I find it mind boggling that people chop and change their political allegiances as if they were stood at Woolworth's Pick 'n' Mix Principles counter.
Teenagers may have allegiances that chop and change. Grown-ups generally don't, but many adults don't have strong party allegiances at all.
Back in the days when almost everyone in Britain who voted did so for one or other of the two main parties, the level of allegiance was higher. Perhaps the majority still have definite allegiances which change rarely (hence lots of safe seats), but fewer and fewer do. The choices many people make about which party to vote for are often not really allegiances. They are just guesses about what will turn out for the best, about who can be trusted, about who should be 'given a chance' (or not) and, yes, as you suggest, these choices can be a little bit like consumer choices.
I'm not sure what to make of left-wingers on Facebook, or wherever they are, who are spiteful towards some poor bloody mug who voted Tory. Perhaps if I met someone like that (one of the spiteful ones, I mean, not a Tory-voting mug) in real life, it would be easier to figure out what was going on. Maybe these people are just kids for whom politics and voting is some daft little game of identity that brings with it a tendency to be spiteful towards anyone in another gang. Maybe they are very sensitive people who are so distraught about the election of a Tory government that they are tearfully lashing out at any Tory voter within striking distance. Maybe they are nasty people whose compassion for others is at best highly selective and really just a thin cover for bossiness and bullying. Maybe they are just pissed or stoned and talking bollocks. Maybe they are joking to wind up people who are foolish enough to take their comments seriously. I don't know - I just don't come across anyone like that - and it's probably best for me not to think about it much.
What I do know is that people make crap choices about all sorts of things. Fucksake, people marry the wrong people, drive while pissed out of their heads, choose the wrong occupation, take the wrong drugs or gamble. Some people support Leyton Orient. Some people vote foolishly. In fact, many do. People seriously involved in politics will want to persuade those people to change their minds. Surely this is obvious, though also easier said than done.
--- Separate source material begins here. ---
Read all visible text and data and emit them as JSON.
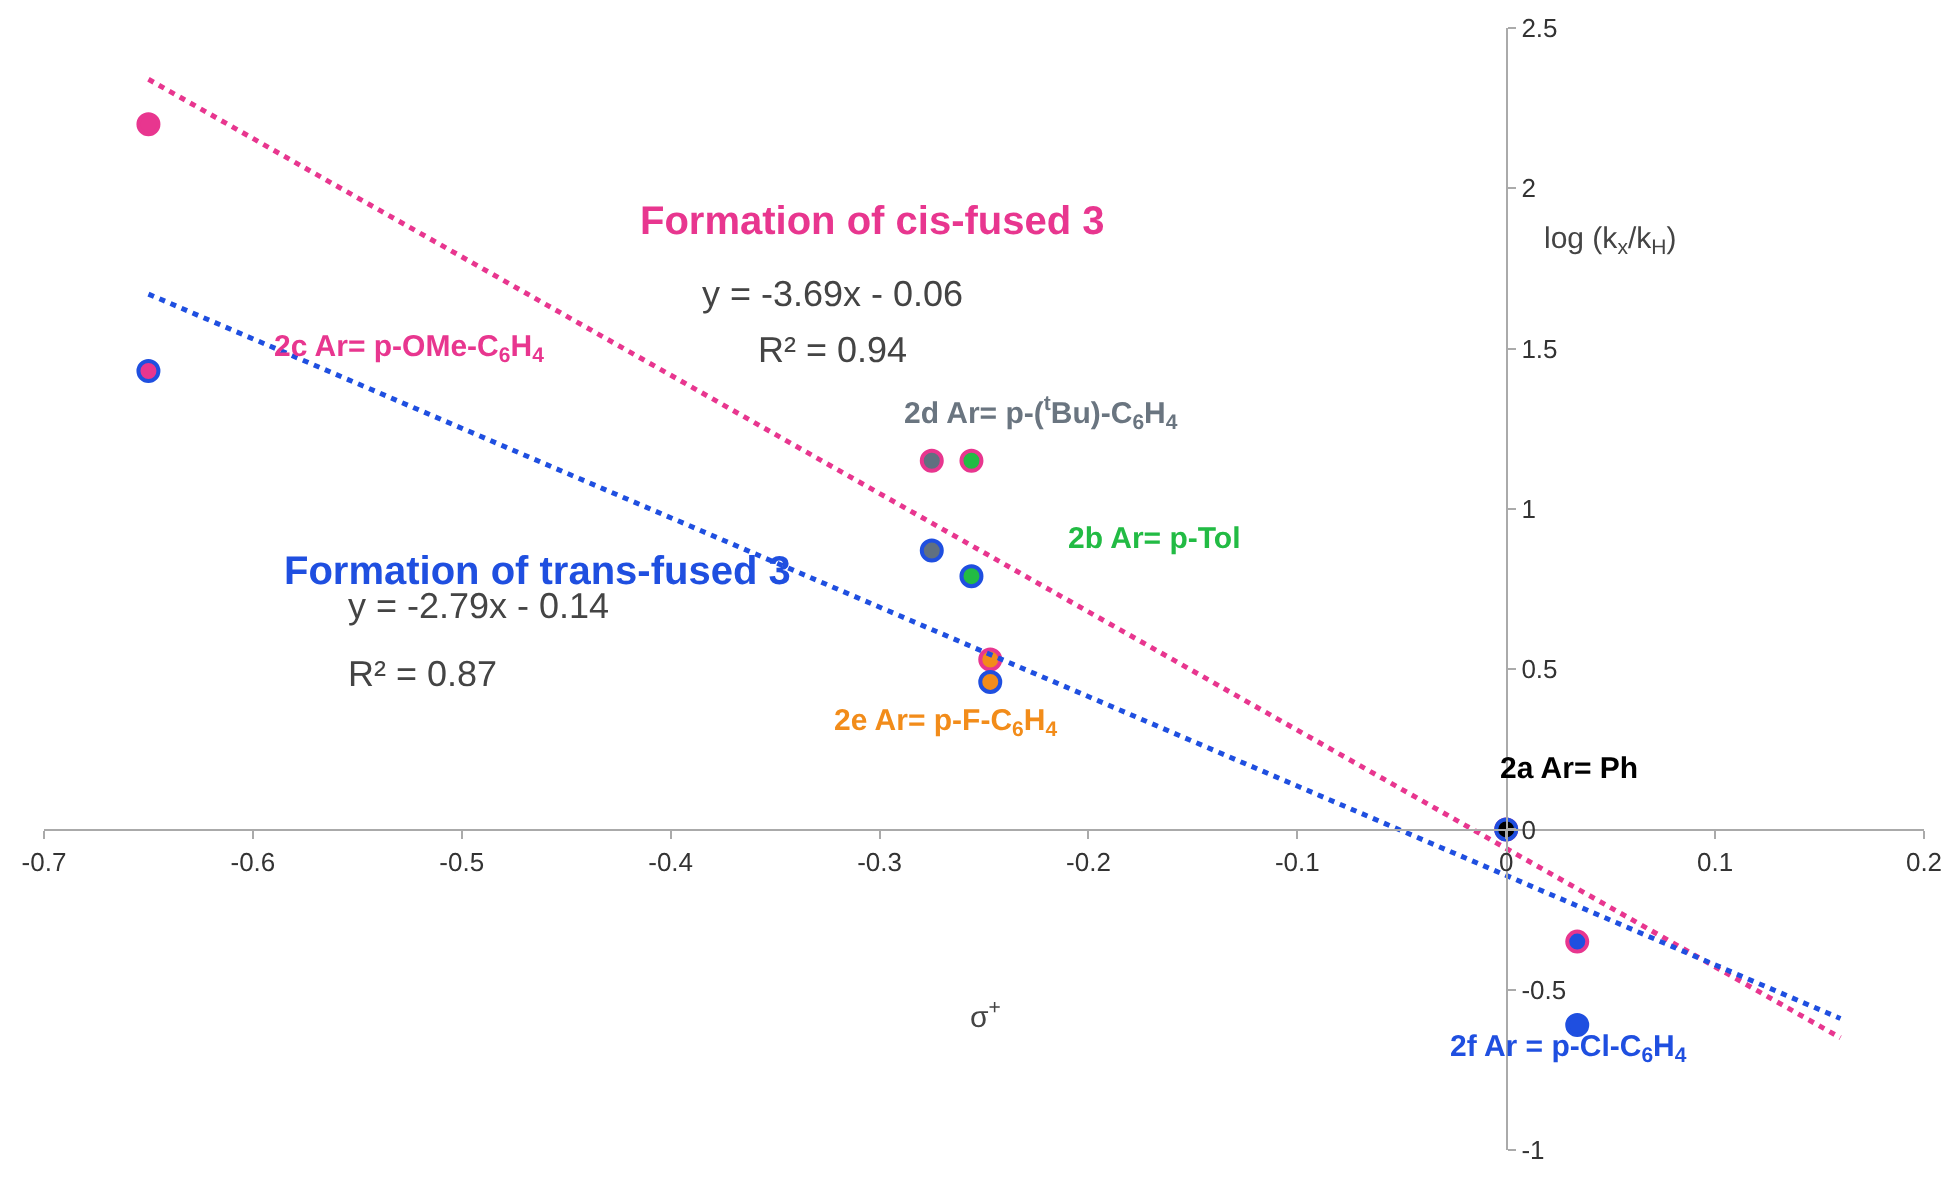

Famously, Tony Blair and his chums understood that politics was about winning people over, including Tory voters. There is now a rather different Labour leader and I think he is also a firm believer in winning people over. To what extent he will succeed I don't know (probably not enough to win the next general election, but it's far too early to make predictions about 2020), but my impression of Corbyn is that he is a world away from the spiteful types.